CBI says business can get UK economy out of 'bad place'
The UK economy is "in a bad place, with confidence evaporating", the head of the UK's biggest employers' organisation has warned.
But John Cridland, director general of the CBI, said that only businesses could dig the UK out of the "mess".
With belt-tightening by consumers and the government, "it's business investment and exports that will lead to British jobs", he said.
Mr Cridland was speaking ahead of the CBI's annual conference on Monday.
He believes that the balance sheets of many UK firms are quite strong. "They are not poor, they just don't have the confidence to invest," he told the BBC.
He added that the biggest single impediment to investing was fears about the eurozone debt crisis.

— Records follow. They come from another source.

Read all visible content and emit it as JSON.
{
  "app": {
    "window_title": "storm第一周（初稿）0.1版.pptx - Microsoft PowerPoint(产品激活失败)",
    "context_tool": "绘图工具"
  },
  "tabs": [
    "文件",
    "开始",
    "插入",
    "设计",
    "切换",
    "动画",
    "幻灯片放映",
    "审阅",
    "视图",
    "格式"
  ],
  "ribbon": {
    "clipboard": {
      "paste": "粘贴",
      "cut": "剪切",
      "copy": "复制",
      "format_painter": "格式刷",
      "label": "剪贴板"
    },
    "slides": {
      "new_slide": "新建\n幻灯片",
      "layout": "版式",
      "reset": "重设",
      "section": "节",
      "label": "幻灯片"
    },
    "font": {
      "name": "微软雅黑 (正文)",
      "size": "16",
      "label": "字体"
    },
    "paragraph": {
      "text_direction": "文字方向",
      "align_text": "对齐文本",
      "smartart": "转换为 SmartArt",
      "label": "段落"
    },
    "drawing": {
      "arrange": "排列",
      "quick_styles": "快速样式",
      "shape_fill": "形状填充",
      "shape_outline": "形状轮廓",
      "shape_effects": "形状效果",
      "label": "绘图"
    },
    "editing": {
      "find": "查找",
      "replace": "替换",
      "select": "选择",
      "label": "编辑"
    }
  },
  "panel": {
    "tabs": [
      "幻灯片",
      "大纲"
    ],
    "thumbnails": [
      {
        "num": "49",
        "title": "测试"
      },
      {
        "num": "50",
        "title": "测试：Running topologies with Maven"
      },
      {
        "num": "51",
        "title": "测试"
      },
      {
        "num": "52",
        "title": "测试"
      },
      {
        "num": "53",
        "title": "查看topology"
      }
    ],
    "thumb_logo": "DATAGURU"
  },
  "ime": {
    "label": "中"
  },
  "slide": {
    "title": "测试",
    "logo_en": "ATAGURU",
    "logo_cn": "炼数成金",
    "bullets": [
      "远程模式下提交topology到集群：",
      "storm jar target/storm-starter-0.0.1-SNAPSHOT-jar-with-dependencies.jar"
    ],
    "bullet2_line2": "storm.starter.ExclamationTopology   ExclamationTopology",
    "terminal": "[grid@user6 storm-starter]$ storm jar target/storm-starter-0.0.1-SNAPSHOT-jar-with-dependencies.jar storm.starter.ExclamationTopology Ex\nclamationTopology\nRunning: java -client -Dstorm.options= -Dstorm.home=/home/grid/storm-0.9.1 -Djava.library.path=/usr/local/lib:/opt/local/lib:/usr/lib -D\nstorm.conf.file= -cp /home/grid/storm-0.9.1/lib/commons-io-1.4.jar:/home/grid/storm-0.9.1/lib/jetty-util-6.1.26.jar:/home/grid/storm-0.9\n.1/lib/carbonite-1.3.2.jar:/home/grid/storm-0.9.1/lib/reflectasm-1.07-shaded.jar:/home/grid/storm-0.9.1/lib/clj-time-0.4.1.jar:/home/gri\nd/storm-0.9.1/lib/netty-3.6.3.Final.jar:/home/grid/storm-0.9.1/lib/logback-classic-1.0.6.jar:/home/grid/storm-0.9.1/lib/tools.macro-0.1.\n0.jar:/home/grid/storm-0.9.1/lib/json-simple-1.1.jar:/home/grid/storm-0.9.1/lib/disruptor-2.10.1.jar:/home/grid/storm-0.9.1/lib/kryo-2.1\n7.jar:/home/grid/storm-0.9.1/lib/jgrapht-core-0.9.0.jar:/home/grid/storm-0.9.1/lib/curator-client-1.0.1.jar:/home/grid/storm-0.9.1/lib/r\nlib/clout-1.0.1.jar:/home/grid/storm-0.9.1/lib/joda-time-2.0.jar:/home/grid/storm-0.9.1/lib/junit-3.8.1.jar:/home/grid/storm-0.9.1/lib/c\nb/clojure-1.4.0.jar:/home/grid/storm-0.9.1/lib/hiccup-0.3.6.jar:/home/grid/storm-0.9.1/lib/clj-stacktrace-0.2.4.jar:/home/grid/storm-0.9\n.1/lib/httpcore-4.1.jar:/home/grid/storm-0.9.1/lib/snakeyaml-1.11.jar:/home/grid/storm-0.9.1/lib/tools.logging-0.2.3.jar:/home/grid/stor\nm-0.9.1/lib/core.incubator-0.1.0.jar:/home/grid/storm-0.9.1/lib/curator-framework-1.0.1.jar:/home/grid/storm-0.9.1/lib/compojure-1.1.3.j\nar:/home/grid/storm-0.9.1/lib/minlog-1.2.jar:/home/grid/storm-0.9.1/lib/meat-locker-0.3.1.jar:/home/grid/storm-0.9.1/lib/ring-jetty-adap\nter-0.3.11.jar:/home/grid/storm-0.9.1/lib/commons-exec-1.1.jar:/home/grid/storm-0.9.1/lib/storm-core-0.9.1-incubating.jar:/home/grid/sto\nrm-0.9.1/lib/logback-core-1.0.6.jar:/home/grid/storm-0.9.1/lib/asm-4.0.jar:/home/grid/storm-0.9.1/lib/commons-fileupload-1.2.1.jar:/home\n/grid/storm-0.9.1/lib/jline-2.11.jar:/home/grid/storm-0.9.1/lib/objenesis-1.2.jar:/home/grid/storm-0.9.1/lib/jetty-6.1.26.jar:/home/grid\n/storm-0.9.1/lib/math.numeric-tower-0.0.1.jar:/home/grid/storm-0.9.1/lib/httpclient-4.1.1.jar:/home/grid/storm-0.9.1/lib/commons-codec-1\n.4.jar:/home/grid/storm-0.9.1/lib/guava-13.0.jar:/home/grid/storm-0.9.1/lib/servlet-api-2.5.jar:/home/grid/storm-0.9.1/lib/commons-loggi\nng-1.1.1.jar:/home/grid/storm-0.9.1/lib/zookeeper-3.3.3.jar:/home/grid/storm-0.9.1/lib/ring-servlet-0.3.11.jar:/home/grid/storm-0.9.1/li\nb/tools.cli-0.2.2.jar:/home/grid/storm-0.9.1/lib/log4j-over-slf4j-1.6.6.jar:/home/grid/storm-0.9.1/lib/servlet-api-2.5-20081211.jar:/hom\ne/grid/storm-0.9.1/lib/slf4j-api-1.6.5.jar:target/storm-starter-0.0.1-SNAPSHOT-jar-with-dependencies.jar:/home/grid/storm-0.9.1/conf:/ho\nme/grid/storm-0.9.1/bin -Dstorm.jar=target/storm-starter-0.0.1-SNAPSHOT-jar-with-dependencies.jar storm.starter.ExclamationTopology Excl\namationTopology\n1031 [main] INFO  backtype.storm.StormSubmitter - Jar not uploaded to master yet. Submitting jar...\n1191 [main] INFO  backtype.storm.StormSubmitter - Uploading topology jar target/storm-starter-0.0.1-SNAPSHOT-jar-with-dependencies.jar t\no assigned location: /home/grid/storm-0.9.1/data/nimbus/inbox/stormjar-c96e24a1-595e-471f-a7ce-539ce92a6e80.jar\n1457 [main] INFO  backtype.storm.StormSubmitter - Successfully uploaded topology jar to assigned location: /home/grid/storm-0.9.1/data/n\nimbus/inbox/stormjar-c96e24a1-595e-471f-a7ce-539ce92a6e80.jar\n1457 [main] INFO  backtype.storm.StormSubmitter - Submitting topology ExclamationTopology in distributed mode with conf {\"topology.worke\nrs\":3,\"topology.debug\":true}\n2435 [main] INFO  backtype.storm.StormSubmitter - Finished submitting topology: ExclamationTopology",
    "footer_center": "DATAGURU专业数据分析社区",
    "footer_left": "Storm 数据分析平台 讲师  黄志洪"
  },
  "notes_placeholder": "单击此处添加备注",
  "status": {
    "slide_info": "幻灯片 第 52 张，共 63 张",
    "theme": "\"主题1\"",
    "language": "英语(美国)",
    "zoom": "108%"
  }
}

"The political problem is draining confidence from businesses," Mr Cridland said. "If we could resolve the eurozone crisis we could get back on a growth path.
"For me, the harder the times, the deeper you dig for the solutions that work," he said.
He said that the government could help unlock investment without spending more taxpayers' money.
Many CBI members were, for example, calling for more toll roads, which would spur private sector spending on infrastructure, he said.
On aviation, Mr Cridland said there will have to be an airport expansion if the UK was to continue having a world-class airport.
He said the CBI was broadly supportive of the coalition government because its members agreed that the most important priority was to press ahead with deficit reduction.
The theme of Monday's conference, Mr Cridland's first since taking over as director general in February, is exports.
The President of Turkey, Abdullah Gul, will address delegates, in a sign of Mr Cridland's drive to encourage UK firms to trade more with emerging and developing countries.